Phishing Feeds¶
Under Phishing Feeds, URL blocklists for known phishing sites are managed. nmg downloads these lists regularly and checks all URLs in mail bodies and attachments against them.
Table¶
| Column | Description |
|---|---|
| Name | Feed label |
| URL | Download URL of the feed file |
| Symbol | rspamd symbol name set on a hit (e.g. NMG_PHISHING_OPENPHISH) |
| Refresh | Update interval in hours |
| Entries | Number of currently loaded phishing URLs/domains |
| Last Checked | Timestamp of the last download attempt |
| Status | Last result: ok, error, empty |
| Built-in | System-provided feed — can be disabled but not deleted |
| Active | Enable/disable the feed |
Form (Add/Edit Feed)¶
| Field | Description |
|---|---|
| Name | Label (free choice) |
| URL | HTTP(S) URL to the feed file |
| Symbol | Symbol name in uppercase ([A-Z0-9_]+), e.g.
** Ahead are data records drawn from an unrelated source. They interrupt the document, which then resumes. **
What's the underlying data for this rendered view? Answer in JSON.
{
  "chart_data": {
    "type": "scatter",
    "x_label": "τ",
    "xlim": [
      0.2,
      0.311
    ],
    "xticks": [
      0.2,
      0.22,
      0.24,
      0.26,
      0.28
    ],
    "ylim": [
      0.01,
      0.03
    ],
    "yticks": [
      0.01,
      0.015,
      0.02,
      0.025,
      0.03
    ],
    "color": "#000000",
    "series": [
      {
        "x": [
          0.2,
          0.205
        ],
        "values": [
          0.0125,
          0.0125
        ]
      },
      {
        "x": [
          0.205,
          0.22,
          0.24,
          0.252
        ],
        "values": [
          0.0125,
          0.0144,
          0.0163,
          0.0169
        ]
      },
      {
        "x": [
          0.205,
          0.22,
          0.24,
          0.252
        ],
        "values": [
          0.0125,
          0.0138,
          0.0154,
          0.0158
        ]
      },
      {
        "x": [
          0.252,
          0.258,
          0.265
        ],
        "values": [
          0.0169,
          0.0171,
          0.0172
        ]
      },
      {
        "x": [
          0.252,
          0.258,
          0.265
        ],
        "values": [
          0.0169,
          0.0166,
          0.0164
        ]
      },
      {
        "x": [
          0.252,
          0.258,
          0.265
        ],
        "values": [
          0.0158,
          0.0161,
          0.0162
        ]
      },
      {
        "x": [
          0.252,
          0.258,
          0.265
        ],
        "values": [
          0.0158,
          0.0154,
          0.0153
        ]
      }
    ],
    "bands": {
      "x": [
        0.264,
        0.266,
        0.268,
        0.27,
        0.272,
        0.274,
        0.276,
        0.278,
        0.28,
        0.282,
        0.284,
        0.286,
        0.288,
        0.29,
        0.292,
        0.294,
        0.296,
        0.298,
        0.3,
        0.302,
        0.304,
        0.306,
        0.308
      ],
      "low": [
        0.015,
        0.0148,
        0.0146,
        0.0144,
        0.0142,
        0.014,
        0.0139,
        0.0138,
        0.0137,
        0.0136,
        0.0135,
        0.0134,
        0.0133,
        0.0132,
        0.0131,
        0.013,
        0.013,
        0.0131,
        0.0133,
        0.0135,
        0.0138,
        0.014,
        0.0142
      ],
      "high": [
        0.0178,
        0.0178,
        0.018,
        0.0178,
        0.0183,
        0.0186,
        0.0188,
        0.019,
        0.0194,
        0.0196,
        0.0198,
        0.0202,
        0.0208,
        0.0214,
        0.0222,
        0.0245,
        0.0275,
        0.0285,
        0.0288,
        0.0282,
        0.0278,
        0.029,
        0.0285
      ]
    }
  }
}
MY_PHISHING_FEED — registered as an rspamd symbol |
| API Key | Optional HTTP header value for access-restricted feeds (stored encrypted) |
| Refresh Interval | Hours between download attempts (default: 4) |
| Description | Optional free text |
| Active | Activate the feed on the next scheduler run |
Built-in Feeds¶
| Feed | Type | Refresh |
|---|---|---|
| OpenPhish Community | URL list | 4 h |
| PhishTank | URL list | 6 h |
Built-in feeds cover the majority of known phishing campaigns. Custom feeds can be added — e.g. internal threat intelligence or commercial feeds.
Feed Formats¶
nmg supports the following formats (automatically detected):
| Format | Example |
|---|---|
| Simple URL list | https://evil.com/login.html (one URL per line) |
| Domain list | evil.com (one domain per line) |
| CSV with URL column | First column = URL |
Score Impact¶
Each feed has its own rspamd symbol. The score contribution of the symbol is set in Score Tuning. Default: a hit in an active feed increases the score significantly and typically leads to quarantine.
Statistics Display¶
The total number of entries across all active feeds is shown at the top of the page.
Update schedule
The nmg scheduler downloads all feeds according to their configured interval. A feed with refresh_hours: 4 is reloaded at earliest 4 hours after the last successful download — not on every scheduler run.